言われるままにドアを開く。洗面台と二つの扉。なんとなく左を開けると、バケツ、雑巾、モップが出迎えた。


───こうして、僕の「初仕事」が始まった。





 朝の掃除は単純だが、終わりがなかった。


 雑巾を絞り、テーブルの脚を拭き、また雑巾を洗う。


 だが──本当の地獄は、開店のベルとともに始まった。


「いらっしゃいませ〜!」

 扉が開くたびに、世界が加速する。客は波のように押し寄せ、メニュー表を指さしながら次々と注文し

てくる。


 注文を聞き取るだけで頭がいっぱいになる。伝票を書く手が震える。


「すみません、もう一度……」と言えば、客の眉がひそむ。

 厨房からはセッカさんがやって来た。


「落ち着いて行けば大丈夫ッスよ。先にドリンク決めさせると流れが楽ッス!」


 とにかく手を動かす。


 焦ると、レジ操作までおかしくなった。金額を打ち間違えてしまう。


 周囲の客がざわめき、顔が燃えるように熱くなる。


 すぐに店長が現れ、明るい声で場を収めた。


「すみませ〜ん!こちらでお直ししますね〜!」


 その笑顔に救われたのか、客も笑って許してくれた。


 昼が近づくと、戦場は本格化する。
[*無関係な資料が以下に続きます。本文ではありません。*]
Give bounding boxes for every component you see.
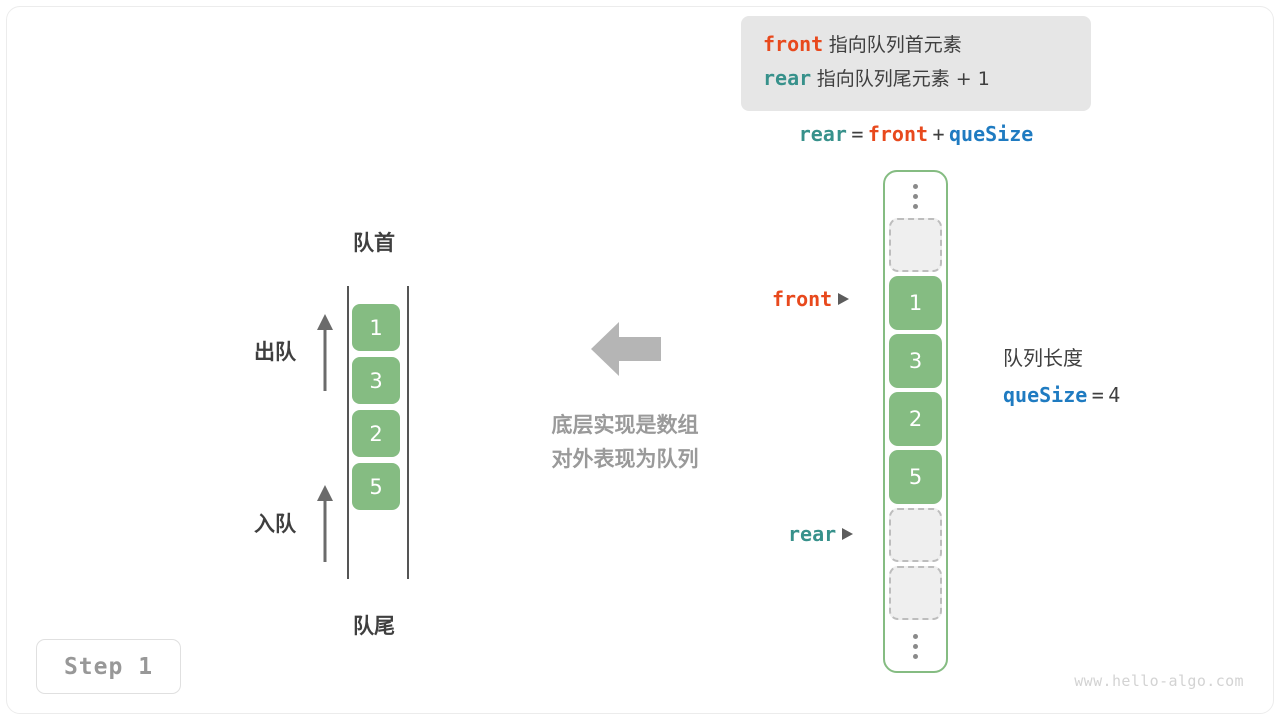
dequeue-label: 出队 <box>254 336 296 366</box>
dot <box>913 654 918 659</box>
front-keyword: front <box>763 32 823 56</box>
rear-keyword: rear <box>763 66 811 90</box>
queue-cell: 1 <box>352 304 400 351</box>
formula-front: front <box>868 122 928 146</box>
enqueue-arrow-icon <box>314 484 336 564</box>
array-cell-filled: 2 <box>889 392 942 446</box>
quesize-expression: queSize = 4 <box>1003 381 1120 412</box>
center-caption: 底层实现是数组 对外表现为队列 <box>500 408 750 476</box>
watermark: www.hello-algo.com <box>1074 672 1244 690</box>
front-description: 指向队列首元素 <box>829 34 962 56</box>
queue-rail-left <box>347 286 349 579</box>
left-arrow-icon <box>591 320 661 378</box>
pointer-definition-box: front 指向队列首元素 rear 指向队列尾元素 + 1 <box>741 16 1091 111</box>
quesize-equals: = <box>1092 383 1104 407</box>
quesize-title: 队列长度 <box>1003 343 1120 373</box>
quesize-annotation: 队列长度 queSize = 4 <box>1003 343 1120 412</box>
dot <box>913 634 918 639</box>
dequeue-arrow-icon <box>314 313 336 393</box>
queue-rail-right <box>407 286 409 579</box>
formula-quesize: queSize <box>949 122 1033 146</box>
pointer-triangle-icon <box>838 293 849 305</box>
caption-line-2: 对外表现为队列 <box>500 442 750 476</box>
dot <box>913 204 918 209</box>
step-badge: Step 1 <box>36 639 181 694</box>
ellipsis-bottom-icon <box>889 624 942 668</box>
enqueue-label: 入队 <box>254 508 296 538</box>
rear-description: 指向队列尾元素 + 1 <box>817 68 990 90</box>
info-line-front: front 指向队列首元素 <box>763 27 1091 61</box>
queue-cell: 3 <box>352 357 400 404</box>
rear-formula: rear = front + queSize <box>741 119 1091 149</box>
array-cell-empty <box>889 508 942 562</box>
dot <box>913 184 918 189</box>
queue-cell-list: 1 3 2 5 <box>352 304 400 516</box>
dot <box>913 194 918 199</box>
formula-equals: = <box>851 122 863 146</box>
array-cell-empty <box>889 218 942 272</box>
formula-plus: + <box>933 122 945 146</box>
rear-pointer: rear <box>788 522 853 546</box>
array-cell-empty <box>889 566 942 620</box>
queue-cell: 5 <box>352 463 400 510</box>
rear-pointer-label: rear <box>788 522 836 546</box>
caption-line-1: 底层实现是数组 <box>500 408 750 442</box>
front-pointer: front <box>772 287 849 311</box>
array-cell-filled: 1 <box>889 276 942 330</box>
queue-array-diagram: front 指向队列首元素 rear 指向队列尾元素 + 1 rear = fr… <box>0 0 1280 720</box>
front-pointer-label: front <box>772 287 832 311</box>
quesize-name: queSize <box>1003 383 1087 407</box>
quesize-value: 4 <box>1108 383 1120 407</box>
dot <box>913 644 918 649</box>
formula-rear: rear <box>799 122 847 146</box>
queue-cell: 2 <box>352 410 400 457</box>
array-cell-filled: 3 <box>889 334 942 388</box>
ellipsis-top-icon <box>889 174 942 218</box>
queue-tail-label: 队尾 <box>312 610 436 640</box>
queue-head-label: 队首 <box>312 227 436 257</box>
array-cell-list: 1 3 2 5 <box>889 174 942 668</box>
array-cell-filled: 5 <box>889 450 942 504</box>
pointer-triangle-icon <box>842 528 853 540</box>
info-line-rear: rear 指向队列尾元素 + 1 <box>763 61 1091 95</box>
食器の音、オーダーの叫び、フライパンの焼ける音。


 視界のすべてが忙しさに溶けていく


 スズメさんは無駄のない動きで接客をこなし、セッカさんは笑顔で厨房とホールを行き来し、店長は全体を指揮していた。僕だけが、空回りしていた。 


 それでも、午後には少しずつリズムが掴めてきた。


 腕が痛くても、止まれない。


───働くって、こんなに大変なのか…。


 気づけば、店は閉店時間になっていた。静まり返ったホールで、皿を洗い、床を磨き、

翌日の仕込みを少しだけ進める。


 指先が痛い。それでも、不思議と悪い気はしなかった。


 ニート歴八年。文字通り死ぬ気で働いた。無為に過ごした時間とは違う疲労が、確かに、胸の奥に残っていた。


 「今日はよくやったよ〜。慣れたらもっとできるから、無理せずにね〜。」


 ドバト店長の声が、最後の蛍光灯の下で柔らかく響く。


 一つだけ確かなことがあるのは、終わったときの疲労は、無為に過ごした日々のそれとは違う重みがあった。



 店長が最後の明かりを消す前に、ふわりと言う。


 セッカさんは僕の肩を軽く叩いて、


「明日も頑張りましょうッス!」と笑った。


 スズメさんは腕を組んで、一度だけこちらを見て、短く言った。


「次は、もっとしっかりやって」


 その声に、思わず背筋が伸びた。


 今日一日で何かが変わったわけではない。だが、自分が「動いた」という事実が確かにあった。